It’s the end of August and I made the best veggie lentil soup for you. Actually, I made the best veggie lentil soup for you and ten of your friends. This recipe makes a TON of soup. I plan on eating it everyday for lunch this week and freezing the other half. I love Ina, but I did change the recipe a wee bit. I added some curry powder and chopped kale to the recipe to veg it up a bit – other than that, it’s pretty close to the original. And it’s awesome.
Lentil Soup in August
Just the Tip / Inspired by Ina Garten
What I used:
- 1 pound french green lentils
- 4 cups chopped yellow onions (3 large onions)

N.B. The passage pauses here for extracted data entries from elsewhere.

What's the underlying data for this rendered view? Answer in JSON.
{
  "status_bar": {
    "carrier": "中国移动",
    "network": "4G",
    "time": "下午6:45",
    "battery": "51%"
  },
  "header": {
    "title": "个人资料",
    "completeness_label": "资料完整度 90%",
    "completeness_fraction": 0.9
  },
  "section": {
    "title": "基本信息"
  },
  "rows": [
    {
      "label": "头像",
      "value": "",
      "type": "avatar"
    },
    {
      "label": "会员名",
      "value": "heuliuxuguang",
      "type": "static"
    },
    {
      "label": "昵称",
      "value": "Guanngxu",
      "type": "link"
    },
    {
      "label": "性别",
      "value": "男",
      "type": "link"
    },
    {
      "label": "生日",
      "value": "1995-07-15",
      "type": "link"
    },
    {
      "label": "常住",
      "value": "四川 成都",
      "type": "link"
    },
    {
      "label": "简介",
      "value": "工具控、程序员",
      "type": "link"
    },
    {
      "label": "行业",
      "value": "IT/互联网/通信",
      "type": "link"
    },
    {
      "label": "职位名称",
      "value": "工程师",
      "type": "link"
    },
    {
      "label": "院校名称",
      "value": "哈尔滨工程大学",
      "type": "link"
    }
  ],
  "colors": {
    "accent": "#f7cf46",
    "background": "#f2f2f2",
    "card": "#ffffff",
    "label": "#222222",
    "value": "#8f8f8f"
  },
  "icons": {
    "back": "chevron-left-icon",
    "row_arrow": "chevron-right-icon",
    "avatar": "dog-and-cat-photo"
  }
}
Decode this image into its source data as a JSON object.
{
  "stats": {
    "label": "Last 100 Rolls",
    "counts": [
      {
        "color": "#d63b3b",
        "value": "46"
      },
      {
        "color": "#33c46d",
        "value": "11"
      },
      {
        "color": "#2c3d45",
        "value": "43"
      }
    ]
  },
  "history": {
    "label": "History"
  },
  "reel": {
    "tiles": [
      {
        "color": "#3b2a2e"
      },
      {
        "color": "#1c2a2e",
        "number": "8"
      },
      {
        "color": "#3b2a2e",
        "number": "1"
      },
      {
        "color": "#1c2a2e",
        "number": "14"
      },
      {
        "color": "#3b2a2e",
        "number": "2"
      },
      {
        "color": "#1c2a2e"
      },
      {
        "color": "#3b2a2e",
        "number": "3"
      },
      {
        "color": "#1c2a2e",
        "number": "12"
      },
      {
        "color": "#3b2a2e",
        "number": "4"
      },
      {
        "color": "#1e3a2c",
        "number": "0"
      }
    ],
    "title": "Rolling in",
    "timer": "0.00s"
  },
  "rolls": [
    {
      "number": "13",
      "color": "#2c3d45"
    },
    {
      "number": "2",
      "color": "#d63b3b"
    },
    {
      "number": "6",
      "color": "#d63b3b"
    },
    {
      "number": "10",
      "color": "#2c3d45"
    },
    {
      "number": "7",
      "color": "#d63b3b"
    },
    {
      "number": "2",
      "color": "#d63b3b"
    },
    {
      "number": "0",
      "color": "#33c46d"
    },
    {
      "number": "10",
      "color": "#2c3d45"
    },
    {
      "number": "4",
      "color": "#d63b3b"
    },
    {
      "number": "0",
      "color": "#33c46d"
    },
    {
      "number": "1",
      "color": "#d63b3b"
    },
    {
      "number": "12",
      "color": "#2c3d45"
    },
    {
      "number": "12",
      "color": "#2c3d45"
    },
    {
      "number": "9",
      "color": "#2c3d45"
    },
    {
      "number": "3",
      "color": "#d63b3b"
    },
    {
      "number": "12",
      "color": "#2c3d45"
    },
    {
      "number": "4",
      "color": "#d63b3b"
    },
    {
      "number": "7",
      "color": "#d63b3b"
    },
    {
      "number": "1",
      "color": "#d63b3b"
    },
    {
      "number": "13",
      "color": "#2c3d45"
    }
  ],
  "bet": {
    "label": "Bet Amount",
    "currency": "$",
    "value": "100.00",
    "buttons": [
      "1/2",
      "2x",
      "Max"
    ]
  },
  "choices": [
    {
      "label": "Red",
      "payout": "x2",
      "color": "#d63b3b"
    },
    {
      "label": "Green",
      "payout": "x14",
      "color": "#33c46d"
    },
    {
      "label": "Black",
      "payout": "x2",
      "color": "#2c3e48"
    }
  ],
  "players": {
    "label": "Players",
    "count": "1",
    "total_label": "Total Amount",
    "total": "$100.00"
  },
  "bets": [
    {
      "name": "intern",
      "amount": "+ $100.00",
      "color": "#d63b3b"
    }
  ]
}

- 4 cups chopped leeks, white part only (3 leeks)
- 3 cloves garlic, minced
- 1/4 cup good olive oil, plus additional for drizzling on top
- 1 tbsp kosher salt
- 1 1/2 tsp freshly ground black pepper
- 1 tbsp minced fresh thyme leaves (or 1 teaspoon dried)
- 1 1/2 tsp ground cumin
- 1 1/2 tsp curry powder
- 3 cups medium-diced celery (8 stalks)
- 3 cups medium-diced carrots (4 to 6 carrots)
- 3 quarts chicken stock
- 4 tbsp tomato paste
- 2-3 cups chopped kale leaves
- 2 tbsp red wine
- Freshly grated parmesan or pecorino cheese
What I did:
- In the largest pot you own, heat the oil over medium heat. Saute the onions, leeks, and garlic. Season with salt, pepper, thyme, and cumin, and curry powder, and cook for 20 minutes, until the veggies are very tender.
- Add the celery and carrots and saute for 10 more minutes. Add the tomato paste and let cook on the bottom of the pot for a couple of minutes. Add the chicken stock and lentils and cover and bring to a boil. Add the kale leaves and reduce the heat and simmer uncovered for 1 hour, until the lentils are cooked through.
- Taste for seasonings. Add the red wine and serve drizzled with olive oil and sprinkled with grated cheese.